In season two, Will has tried to connect with his roots, starting with learning how to speak Spanish. “He’s learning a language that connects to him personally and directly to his mom,” said Rodríguez, who joked that, as a native speaker, he found it a challenge to sound more like a non-native. “The writers and I like seeing Will in uncomfortable and awkward moments of having to be vulnerable, so we’ll see more of those moments.”
Midway through the second season, Will musters up the courage to meet his dyslexic, long-lost uncle, Antonio Miranda (John Ortiz), who offers to share his memories of his late older sister, and the two bond over their shared learning disability. For the first time, Will, who has spent most of his life suppressing his traumatic upbringing on his own, feels he has some kind of semblance of the family that he has always wanted.

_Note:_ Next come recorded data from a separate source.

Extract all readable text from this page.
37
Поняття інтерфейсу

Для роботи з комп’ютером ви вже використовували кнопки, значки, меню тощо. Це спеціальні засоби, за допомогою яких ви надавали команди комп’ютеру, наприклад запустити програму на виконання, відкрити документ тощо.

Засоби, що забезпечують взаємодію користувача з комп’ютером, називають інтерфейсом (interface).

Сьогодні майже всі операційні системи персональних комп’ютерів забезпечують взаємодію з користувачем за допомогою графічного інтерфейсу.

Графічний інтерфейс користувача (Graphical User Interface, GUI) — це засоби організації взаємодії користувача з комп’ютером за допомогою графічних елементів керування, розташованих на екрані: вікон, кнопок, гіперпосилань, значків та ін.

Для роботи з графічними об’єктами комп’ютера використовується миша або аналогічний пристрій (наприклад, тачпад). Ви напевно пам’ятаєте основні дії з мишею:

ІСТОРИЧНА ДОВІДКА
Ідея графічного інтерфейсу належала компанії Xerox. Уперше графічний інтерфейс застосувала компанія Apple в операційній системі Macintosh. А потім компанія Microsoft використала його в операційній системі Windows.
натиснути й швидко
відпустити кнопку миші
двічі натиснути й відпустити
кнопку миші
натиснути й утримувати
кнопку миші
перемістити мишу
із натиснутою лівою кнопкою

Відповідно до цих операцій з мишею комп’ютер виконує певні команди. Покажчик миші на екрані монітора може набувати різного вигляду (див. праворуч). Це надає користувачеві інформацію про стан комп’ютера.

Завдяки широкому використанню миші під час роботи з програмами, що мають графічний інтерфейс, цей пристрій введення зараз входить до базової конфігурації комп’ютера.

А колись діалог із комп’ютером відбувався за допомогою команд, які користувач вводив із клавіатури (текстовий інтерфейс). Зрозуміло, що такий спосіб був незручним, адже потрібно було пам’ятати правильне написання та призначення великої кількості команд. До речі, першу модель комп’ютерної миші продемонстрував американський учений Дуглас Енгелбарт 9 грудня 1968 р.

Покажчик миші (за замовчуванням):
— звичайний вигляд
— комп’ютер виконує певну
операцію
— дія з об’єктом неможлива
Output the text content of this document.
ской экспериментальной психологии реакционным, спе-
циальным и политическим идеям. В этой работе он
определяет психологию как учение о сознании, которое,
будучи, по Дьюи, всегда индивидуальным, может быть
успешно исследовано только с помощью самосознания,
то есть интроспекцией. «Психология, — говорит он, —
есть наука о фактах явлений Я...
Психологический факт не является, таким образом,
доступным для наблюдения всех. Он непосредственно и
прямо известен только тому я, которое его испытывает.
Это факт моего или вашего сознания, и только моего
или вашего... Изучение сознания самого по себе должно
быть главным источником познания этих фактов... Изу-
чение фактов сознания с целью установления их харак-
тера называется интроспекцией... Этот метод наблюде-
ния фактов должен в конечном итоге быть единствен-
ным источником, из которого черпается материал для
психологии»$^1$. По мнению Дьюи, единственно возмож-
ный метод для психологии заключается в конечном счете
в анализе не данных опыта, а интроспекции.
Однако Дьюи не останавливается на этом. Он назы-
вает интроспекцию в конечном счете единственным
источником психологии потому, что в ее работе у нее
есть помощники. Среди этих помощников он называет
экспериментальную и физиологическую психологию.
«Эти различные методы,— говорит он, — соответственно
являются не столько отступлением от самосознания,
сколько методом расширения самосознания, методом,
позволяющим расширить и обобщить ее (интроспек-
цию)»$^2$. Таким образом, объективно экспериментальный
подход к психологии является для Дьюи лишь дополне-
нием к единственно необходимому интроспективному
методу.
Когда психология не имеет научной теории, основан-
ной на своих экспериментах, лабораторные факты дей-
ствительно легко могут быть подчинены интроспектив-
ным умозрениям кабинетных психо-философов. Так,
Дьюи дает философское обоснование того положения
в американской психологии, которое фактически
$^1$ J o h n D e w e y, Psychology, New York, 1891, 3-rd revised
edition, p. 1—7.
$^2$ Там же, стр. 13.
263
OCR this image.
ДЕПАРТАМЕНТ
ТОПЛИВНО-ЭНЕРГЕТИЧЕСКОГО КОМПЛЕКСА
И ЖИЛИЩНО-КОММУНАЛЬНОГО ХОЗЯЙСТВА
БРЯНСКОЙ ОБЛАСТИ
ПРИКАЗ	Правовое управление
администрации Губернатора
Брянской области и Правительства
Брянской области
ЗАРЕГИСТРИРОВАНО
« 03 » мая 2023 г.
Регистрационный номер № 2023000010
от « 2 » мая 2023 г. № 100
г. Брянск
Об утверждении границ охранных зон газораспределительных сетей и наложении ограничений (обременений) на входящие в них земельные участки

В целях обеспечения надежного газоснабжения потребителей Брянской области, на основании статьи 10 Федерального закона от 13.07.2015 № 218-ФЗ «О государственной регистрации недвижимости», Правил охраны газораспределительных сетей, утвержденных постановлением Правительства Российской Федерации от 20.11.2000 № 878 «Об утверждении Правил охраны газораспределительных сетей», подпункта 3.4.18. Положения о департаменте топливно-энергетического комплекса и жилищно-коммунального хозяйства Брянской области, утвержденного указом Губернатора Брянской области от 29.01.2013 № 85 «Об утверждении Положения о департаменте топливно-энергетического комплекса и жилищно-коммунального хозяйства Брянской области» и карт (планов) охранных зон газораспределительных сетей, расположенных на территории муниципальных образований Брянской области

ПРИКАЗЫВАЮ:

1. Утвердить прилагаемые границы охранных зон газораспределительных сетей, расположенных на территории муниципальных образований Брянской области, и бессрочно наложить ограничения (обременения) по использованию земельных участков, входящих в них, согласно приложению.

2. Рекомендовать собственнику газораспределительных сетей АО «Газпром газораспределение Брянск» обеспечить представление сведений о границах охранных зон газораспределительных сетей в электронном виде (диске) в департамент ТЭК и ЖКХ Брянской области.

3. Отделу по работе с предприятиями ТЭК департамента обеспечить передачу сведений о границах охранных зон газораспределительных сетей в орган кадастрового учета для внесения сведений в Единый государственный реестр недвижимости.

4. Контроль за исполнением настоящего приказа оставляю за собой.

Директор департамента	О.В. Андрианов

Thomsen told NBC News: “For Will, we’re taking him on the journey of adding something into the identity that he had created for himself. He’s a guy who is very strongly identified with the GBI, with Atlanta and all the different places that he grew up. I think what’s interesting is just getting that information so late in life when you already felt like you had a fixed definition of who you were and having that be thrown into a blender.”
“‘Will Trent’ is a big win for Latino representation — while subverting common tropes.”
Like his character, Rodríguez was raised by women; he grew up in the ’80s and ’90s with his single mother and three older sisters in a cramped apartment in Manhattan’s Lower East Side, when it was still a low-income, predominantly Black and brown barrio. Coming of age in the melting pot that was — and still is — New York City had an indelible impact on Rodríguez, who calls himself a proud “Nuyorican.”